437/637 Cryptography (4) Study of the theory of cryptography together with applied programming projects. Topics include: discrete probability spaces; Shannon's theory of information and perfect secrecy; classical cryptosystems and cryptanalysis; authentication and key exchange; public key cryptosystems; elementary number theory, primality checking, the RSA cryptosystem; and Advanced Encryption Standard (AES). Cross-listed as CSCI 437. Prerequisite: CSCI 201, MATH 310. S11

440/640 Real Analysis (4) Fundamental concepts of limit, continuity, differentiability, and integrability of functions of one variable; convergence and uniform convergence of infinite series, and improper integrals. Prerequisites: MATH 242, MATH 301. F11

455 Abstract Algebra (4) Introduction to algebraic systems including groups, rings, integral domains and fields, homomorphisms and isomorphisms. Prerequisite: MATH 301. F10

471/671 Introduction to Complex Variables (4) Introduction to the study of analytic functions including series, residues, conformal mapping and applications. Prerequisite: MATH 242. S12

475/675 Numerical Analysis (4) Study of theory and applications of computational techniques for mathematical solutions emphasizing rapid approximation and error analysis. Topics include: solution to equations in one variable; polynomial approximations to functions; error analysis; numerical solutions to ordinary differential equations; boundary value problems. Cross-listed as CSCI 475/675. Prerequisite: MATH 242. Offered as needed.

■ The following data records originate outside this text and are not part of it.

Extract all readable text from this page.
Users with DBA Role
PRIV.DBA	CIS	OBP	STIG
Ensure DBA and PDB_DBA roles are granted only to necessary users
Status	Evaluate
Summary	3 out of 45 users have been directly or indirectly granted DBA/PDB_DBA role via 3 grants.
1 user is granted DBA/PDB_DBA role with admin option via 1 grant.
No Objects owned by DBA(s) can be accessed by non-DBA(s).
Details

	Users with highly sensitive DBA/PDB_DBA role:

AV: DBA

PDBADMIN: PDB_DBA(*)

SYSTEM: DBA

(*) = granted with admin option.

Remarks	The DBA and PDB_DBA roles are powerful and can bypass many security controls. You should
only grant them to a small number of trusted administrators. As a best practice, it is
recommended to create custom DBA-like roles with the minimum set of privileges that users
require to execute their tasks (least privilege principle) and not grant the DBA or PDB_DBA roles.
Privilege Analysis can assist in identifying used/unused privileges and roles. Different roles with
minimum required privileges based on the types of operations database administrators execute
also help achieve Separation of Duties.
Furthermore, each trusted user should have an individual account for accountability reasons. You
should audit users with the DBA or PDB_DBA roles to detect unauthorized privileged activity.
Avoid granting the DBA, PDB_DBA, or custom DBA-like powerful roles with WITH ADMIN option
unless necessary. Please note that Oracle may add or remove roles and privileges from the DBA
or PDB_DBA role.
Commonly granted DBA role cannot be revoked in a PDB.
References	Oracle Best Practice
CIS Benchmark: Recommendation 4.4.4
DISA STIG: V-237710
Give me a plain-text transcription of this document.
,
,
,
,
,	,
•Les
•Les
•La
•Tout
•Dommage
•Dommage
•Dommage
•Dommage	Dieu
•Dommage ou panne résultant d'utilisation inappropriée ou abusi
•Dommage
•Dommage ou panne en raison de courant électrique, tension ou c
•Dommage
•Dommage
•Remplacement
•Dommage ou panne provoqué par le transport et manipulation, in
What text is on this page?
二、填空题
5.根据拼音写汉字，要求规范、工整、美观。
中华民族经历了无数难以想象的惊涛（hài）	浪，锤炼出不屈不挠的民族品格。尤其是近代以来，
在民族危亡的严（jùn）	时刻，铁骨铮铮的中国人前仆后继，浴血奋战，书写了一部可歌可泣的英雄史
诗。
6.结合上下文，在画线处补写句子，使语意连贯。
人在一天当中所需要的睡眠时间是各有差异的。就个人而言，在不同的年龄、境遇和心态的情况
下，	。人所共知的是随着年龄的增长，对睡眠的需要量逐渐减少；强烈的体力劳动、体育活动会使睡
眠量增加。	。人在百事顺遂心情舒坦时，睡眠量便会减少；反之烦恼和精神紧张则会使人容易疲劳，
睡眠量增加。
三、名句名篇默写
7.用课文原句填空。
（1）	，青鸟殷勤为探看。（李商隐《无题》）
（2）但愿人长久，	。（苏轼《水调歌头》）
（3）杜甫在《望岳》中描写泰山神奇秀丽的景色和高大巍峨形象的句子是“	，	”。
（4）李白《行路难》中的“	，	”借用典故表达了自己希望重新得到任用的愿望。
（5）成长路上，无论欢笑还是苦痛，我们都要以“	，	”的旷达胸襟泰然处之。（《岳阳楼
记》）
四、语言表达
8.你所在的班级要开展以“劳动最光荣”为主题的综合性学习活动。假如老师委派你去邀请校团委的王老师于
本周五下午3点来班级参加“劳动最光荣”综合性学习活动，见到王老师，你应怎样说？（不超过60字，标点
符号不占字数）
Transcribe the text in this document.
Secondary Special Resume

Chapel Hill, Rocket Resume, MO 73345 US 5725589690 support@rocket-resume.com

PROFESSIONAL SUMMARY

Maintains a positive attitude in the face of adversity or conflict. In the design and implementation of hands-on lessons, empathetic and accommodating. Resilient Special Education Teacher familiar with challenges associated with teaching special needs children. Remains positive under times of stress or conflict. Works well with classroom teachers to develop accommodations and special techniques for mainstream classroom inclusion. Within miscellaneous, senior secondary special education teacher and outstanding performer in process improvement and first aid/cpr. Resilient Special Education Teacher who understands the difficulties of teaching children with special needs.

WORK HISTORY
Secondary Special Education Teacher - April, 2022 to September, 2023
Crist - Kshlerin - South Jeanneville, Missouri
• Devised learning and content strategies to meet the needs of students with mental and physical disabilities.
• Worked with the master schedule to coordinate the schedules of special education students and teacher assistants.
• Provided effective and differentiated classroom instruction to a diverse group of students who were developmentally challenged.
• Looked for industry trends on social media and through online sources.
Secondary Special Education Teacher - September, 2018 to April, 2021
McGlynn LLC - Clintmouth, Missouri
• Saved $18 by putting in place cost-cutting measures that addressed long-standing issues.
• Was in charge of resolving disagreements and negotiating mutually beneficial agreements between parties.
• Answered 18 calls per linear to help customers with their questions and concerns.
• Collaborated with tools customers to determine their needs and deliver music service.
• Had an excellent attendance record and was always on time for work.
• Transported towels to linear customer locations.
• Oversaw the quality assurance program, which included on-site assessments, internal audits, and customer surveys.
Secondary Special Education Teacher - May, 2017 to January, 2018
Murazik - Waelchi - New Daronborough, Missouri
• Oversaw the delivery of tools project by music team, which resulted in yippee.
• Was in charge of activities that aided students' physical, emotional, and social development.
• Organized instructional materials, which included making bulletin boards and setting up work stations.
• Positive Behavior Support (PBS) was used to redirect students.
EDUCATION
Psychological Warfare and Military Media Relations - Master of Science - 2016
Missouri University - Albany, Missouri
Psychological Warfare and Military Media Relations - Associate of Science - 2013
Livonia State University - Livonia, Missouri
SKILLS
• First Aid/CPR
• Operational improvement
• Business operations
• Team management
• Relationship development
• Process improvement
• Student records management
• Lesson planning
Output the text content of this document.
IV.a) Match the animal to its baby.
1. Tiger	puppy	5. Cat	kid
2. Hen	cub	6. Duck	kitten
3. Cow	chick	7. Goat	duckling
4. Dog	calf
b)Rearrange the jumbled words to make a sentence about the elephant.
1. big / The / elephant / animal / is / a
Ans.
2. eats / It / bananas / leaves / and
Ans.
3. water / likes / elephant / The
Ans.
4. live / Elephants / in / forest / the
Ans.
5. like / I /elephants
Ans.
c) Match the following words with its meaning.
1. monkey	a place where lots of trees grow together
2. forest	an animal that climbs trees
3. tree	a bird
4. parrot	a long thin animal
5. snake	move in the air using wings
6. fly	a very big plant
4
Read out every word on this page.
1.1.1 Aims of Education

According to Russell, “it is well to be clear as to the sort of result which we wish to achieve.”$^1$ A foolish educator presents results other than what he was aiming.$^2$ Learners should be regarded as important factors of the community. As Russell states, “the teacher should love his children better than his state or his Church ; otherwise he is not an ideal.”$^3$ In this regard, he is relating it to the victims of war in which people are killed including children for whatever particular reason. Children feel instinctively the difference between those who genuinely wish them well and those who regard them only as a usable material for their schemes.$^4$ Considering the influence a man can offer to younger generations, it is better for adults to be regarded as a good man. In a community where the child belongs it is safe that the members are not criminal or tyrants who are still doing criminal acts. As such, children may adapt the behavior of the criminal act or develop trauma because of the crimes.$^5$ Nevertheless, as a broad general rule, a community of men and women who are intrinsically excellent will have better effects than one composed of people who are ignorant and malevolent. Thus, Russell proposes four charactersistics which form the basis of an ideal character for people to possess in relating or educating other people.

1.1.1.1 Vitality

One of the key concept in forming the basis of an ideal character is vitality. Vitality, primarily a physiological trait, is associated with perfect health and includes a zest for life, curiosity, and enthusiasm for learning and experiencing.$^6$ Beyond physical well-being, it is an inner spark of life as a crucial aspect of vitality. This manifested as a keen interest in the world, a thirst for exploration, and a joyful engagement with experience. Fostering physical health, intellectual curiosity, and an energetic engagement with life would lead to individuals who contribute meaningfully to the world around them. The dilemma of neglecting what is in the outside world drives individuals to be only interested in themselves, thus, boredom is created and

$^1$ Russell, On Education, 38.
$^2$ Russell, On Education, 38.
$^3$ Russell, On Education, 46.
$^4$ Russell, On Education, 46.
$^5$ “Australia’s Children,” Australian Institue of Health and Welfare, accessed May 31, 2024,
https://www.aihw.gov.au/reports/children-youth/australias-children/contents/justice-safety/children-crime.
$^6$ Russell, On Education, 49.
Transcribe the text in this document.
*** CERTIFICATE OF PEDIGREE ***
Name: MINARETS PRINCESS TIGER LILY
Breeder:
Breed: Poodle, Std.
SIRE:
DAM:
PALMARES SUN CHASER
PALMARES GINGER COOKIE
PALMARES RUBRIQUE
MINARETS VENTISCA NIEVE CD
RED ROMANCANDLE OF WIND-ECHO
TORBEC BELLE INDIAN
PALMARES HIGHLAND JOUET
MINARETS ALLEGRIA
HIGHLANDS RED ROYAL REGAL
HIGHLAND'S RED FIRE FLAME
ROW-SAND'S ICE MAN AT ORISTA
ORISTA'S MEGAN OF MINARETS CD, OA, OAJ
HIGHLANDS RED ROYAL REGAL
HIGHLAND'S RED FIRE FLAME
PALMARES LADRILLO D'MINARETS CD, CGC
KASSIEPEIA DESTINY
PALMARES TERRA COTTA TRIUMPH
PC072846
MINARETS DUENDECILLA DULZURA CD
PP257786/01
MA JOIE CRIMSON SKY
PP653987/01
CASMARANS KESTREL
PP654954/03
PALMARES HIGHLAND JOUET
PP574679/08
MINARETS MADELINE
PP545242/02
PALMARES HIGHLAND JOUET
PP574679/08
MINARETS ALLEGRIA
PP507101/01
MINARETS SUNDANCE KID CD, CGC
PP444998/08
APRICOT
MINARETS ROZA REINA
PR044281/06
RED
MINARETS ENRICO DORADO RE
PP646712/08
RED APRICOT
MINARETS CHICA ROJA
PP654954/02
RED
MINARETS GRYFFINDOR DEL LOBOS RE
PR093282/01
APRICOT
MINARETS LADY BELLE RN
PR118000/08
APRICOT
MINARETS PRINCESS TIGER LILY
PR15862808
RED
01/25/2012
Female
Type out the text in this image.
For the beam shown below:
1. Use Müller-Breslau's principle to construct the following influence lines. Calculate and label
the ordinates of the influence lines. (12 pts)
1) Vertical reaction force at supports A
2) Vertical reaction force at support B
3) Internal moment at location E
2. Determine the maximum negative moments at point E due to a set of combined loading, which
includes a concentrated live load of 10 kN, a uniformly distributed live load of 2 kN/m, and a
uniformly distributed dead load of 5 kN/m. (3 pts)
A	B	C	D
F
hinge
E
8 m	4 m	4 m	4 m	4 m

481/681 Special Topics (1-4) In-depth study of specialized current topics in mathematical sciences. May be repeated when topics are different. Offered as needed.

550 Elementary Number Theory (3) Study of the system of integers including the division algorithm, greatest common divisor, fundamental theorem of arithmetic, congruences, diophantine equations, and arithmetic functions. Prerequisite: MATH 240 or consent of instructor. Offered as needed.